林越飞快地记着。沈默问:"你听清他们为什么吵吗?"
"哪听得那么清。"吴老师摆手,"不过一个业主跟保姆能吵成那样,肯定是保姆知道了他家什么事嘛。你说是不是?保姆天天在家里,什么看不见?"她意味深长地看了沈默一眼,"过几天,那保姆就没了。你们说巧不巧。"
走出11号楼,雨又密了些。林越合上平板,脸上是压不住的兴奋:"大队,这几乎能连成线了。他和死者激烈争吵,死者可能抓住了他的把柄;案发后他急着卖房、说漏嘴、拒绝配合。动机、反常、时间点——"
"你先别急着连。"沈默却没那么痛快。她站在积水边缘,看着12号楼那扇泡在水里的地下室窗户,"你注意到没有,他慌的时候,眼睛都在手机上。我们问苏姨,他敷衍;一提房子卖不掉、一来电话,他脸就白。
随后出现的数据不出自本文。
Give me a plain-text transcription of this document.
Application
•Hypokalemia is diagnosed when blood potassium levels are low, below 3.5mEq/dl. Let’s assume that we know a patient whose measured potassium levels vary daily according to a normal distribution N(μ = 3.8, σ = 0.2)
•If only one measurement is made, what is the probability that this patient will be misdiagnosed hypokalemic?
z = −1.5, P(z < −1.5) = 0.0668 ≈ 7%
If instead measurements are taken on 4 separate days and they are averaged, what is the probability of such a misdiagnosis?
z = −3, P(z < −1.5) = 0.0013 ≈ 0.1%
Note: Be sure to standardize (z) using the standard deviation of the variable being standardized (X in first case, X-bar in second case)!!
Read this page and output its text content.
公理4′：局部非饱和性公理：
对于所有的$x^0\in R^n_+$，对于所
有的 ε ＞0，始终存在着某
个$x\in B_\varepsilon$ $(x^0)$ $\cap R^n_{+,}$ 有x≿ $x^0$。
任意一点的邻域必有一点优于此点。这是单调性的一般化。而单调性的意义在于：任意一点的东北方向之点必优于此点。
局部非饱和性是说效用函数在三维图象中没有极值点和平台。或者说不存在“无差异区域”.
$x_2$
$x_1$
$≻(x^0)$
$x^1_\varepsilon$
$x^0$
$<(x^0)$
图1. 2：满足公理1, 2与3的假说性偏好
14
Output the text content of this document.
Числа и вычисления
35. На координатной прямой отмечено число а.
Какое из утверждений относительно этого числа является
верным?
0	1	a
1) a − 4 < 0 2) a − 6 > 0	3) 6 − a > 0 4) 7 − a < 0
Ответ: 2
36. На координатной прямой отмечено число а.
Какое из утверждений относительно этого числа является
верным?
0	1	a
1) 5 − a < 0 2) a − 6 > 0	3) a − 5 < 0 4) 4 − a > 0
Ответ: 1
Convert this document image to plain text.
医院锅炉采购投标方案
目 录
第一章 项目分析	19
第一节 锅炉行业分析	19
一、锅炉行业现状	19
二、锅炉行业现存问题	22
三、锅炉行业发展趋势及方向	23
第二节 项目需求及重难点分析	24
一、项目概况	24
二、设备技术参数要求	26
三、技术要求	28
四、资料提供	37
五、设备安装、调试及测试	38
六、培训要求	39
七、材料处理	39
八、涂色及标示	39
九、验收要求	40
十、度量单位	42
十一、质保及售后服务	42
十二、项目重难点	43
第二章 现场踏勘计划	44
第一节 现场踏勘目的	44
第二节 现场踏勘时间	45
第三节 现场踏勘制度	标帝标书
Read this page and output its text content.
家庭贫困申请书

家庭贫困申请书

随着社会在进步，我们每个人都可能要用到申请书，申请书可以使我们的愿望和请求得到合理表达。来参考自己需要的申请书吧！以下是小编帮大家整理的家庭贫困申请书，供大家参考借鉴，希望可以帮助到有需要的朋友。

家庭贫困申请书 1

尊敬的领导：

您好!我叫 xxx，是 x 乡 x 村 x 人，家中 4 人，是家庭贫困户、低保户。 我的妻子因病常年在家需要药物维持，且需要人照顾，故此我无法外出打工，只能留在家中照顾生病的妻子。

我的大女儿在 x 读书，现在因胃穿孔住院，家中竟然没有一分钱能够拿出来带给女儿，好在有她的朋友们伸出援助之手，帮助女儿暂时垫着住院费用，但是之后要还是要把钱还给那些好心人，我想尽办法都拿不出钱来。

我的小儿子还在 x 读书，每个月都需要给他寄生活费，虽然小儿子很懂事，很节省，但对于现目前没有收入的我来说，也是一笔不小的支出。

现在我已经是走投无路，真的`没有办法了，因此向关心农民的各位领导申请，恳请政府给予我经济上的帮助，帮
"
"也许房子就是把柄的一部分呢。"林越说,"苏姨知道了什么跟房子有关的事。"
这句话让沈默停了一下。她没说林越错——某种意义上,他离得很近,又隔得很远。
"查一下这套房子。"她说,"产权,过户,抵押,全部。我想看看这栋别墅到底属于谁。"
结果是林越第二天下午拿来的,他自己都皱着眉。
"这房子有点怪。"他把打印件摊在临时办公点的桌上,水汽让纸都发潮了,"现在登记在顾雅琴名下,没问题。但往前翻,二十年前它第一次登记的时候,产权人不是顾雅琴,是另一个名字,然后很快'低价转让'回给了开发商,再兜一圈才落到顾雅琴手里。中间这一段,手续对不上,估价也不对——像是……做过账。"
"开发商是谁?"
林越翻到最后一页:"当年这个片区最早的开发商之一,现在还住在小区里,六号楼。业委会名誉主任,周敬堂。"
沈默把那个名字在心里过了一遍,没停留——此刻它只是许多名字里的一个。她的注意力还压在陈立身上。
"这处瑕疵,陈立知道吗?"
"我今天又去了一趟,拿这个问他。"林越苦笑,"大队,他那反应,才叫吓人。我一提'产权历史上有点问题',他脸唰地就没了血色,比问他苏姨的死还厉害。他先说'不知道你在讲什么',手抖得点烟都点不着;后来干脆说'房子的事我妈全权处理,你们要问去问律师',把我轰出来了。"
"他在怕。"沈默轻声说。
"怕苏姨发现了这个瑕疵?"林越说,"这么一套市价上千万的房子,产权要是不干净,他还急着卖……大队,你说会不会是,苏姨查到了房子的底,拿这个捏着他,他一时冲动——"
沈默没有立刻否定。窗外,退了一半的水又开始悄悄往上爬,物业的喇叭在远处循环:河道水位持续上涨,请各位业主暂勿进入地下室。
她盯着陈立那栋楼的方向。这个男人身上,反常处处都是:急着卖房,说漏了嘴,替死者的死撒谎,一提房子和产权就魂飞魄散。每一样都在把他往"凶手"那两个字上推。
可有一个念头,像根小刺,始终扎在她心里,让她怎么都痛快不起来——
一个真把保姆杀了的人,怕的应该是尸体,是那晚,是有没有人看见。可陈立从头到尾,怕的是钱,是房子,是那部手机里跳个不停的红色数字。他对着"保姆死了"能面不改色地说风凉话,却在听见"房子卖不掉"时,手抖得连烟都点不着。
他到底,在怕什么?
沈默把风衣领子竖起来,雨水顺着领口钻进脖子,凉得她一激灵。
"盯住他。"她对林越说,"但别下结论。这人身上,慌得最厉害的地方,和死人没关系。"
林越没太懂。他只当大队是谨慎。
他还不知道,这句"和死人没关系",几乎已经说中了一半真相——只是那另一半,还沉在12号楼那间灌满浑水的地下室里,连一丝影子都没浮上来。